One thing that I noticed looking at different pipelines is that we have 2 effects. As you say, we have sometimes that 0.01% difference in the hit efficiency either in the basic or full pipeline. But now I also see this difference in the Hlt1TwoTrackMVA_Restricted, Hlt1TwoTrackMVA_Non_Restricted and Inclusive (see here https://gitlab.cern.ch/lhcb/Allen/-/jobs/17508160 or https://gitlab.cern.ch/lhcb/Allen/-/jobs/17446629). Is this second problem coming from !561 (merged) also? Or this comes actually from !685 (merged) ?

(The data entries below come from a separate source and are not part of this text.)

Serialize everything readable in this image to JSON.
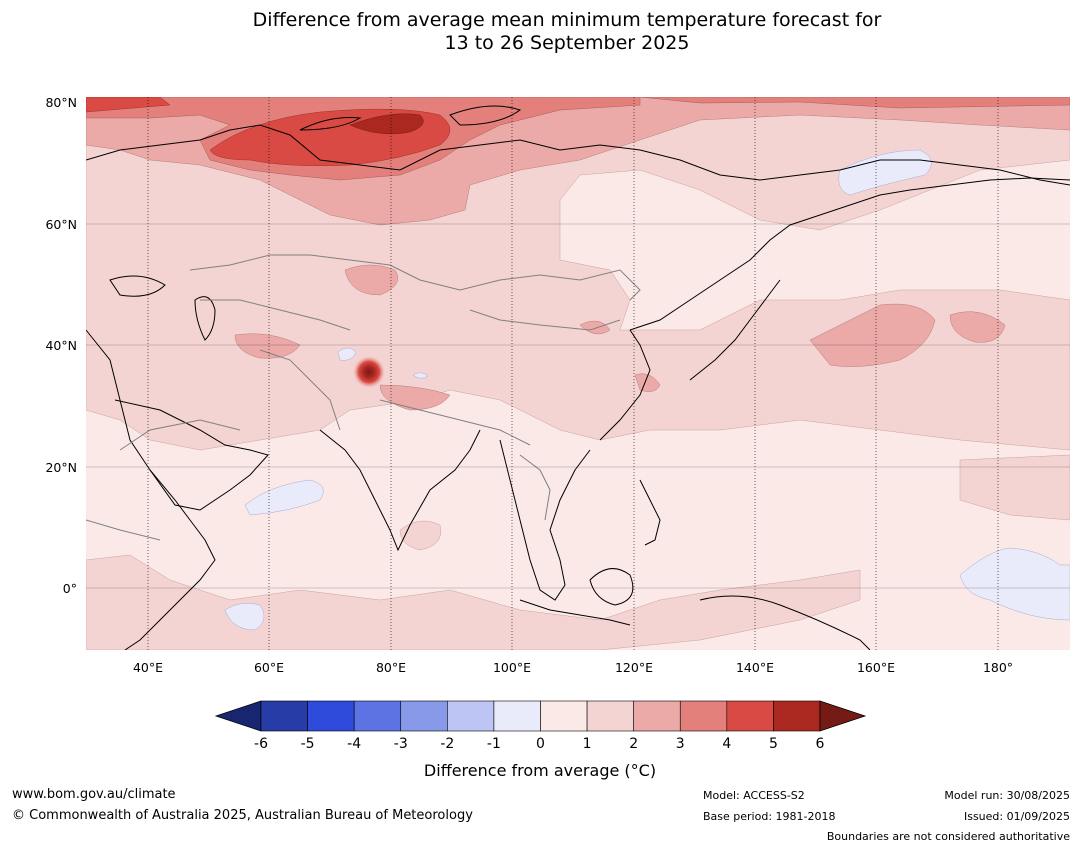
{
  "title": {
    "line1": "Difference from average mean minimum temperature forecast for",
    "line2": "13 to 26 September 2025"
  },
  "map": {
    "lat_labels": [
      "80°N",
      "60°N",
      "40°N",
      "20°N",
      "0°"
    ],
    "lon_labels": [
      "40°E",
      "60°E",
      "80°E",
      "100°E",
      "120°E",
      "140°E",
      "160°E",
      "180°"
    ],
    "coastline_color": "#000000",
    "border_color": "#808080"
  },
  "colorbar": {
    "ticks": [
      "-6",
      "-5",
      "-4",
      "-3",
      "-2",
      "-1",
      "0",
      "1",
      "2",
      "3",
      "4",
      "5",
      "6"
    ],
    "colors": [
      "#18266f",
      "#283ca7",
      "#2e4bdc",
      "#5d73e3",
      "#8899ea",
      "#bcc5f3",
      "#e9ebfa",
      "#fbe9e8",
      "#f4d4d2",
      "#ebaaa7",
      "#e4807c",
      "#d84a43",
      "#ab2820",
      "#751b16"
    ],
    "label": "Difference from average ($^\\circ$C)",
    "label_display": "Difference from average (°C)"
  },
  "footer": {
    "website": "www.bom.gov.au/climate",
    "copyright": "© Commonwealth of Australia 2025, Australian Bureau of Meteorology",
    "model": "Model: ACCESS-S2",
    "base_period": "Base period: 1981-2018",
    "model_run": "Model run: 30/08/2025",
    "issued": "Issued: 01/09/2025",
    "disclaimer": "Boundaries are not considered authoritative"
  }
}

Which means that !685 (merged) did not introduce this issue. Also please note that !666 (merged) definitely did not introduce the issue either considering the nature of that MR, so it must have existed from before. The hit purity issue is also observed in:
The hit purity issue is observed more times, although this might be because it's seen in the basic pipeline whereas the other is only observed in the full pipeline, which is triggered with less frequency. If we are lucky, these two come from a single issue.
The differences in Hlt1TwoTrackMVA efficiency are huge and I'm having trouble finding pipelines that pass this test, so this looks to me like the complex sequence validation reference files are just incorrect. Maybe they weren't updated as part of the change from a cut based selection to the NN-based selection? Or maybe they were updated, but then were somehow reverted during the confusion around the CI pipeline? @dovombru@nnolte does this sound possible?
i did update the refs at the time, but i remember that some numbers vastly changed after another MR went in, don't quite remember which one that was. (it used to have a higher efficiency than the catboost variant)
Anyway, I can test this and create a MR with an update. @dcampora the reference file in my local copy of !672 (merged) have numbers that agree with the failing MRs.
One possible explanation to the hit purity counters being wrong is how these counters are calculated, which is by re-weighting the previous calculation and adding the new track each time. This could lead to different results when track orders are different. !710 (merged) improves the stability of this calculation.
@thboettc from the first attempts it looks like !710 (merged) may solve the hit purity issue. I just updated the reference files there (this includes an update to the output of the complex sequence). Feel free to take over this MR in case it is useful.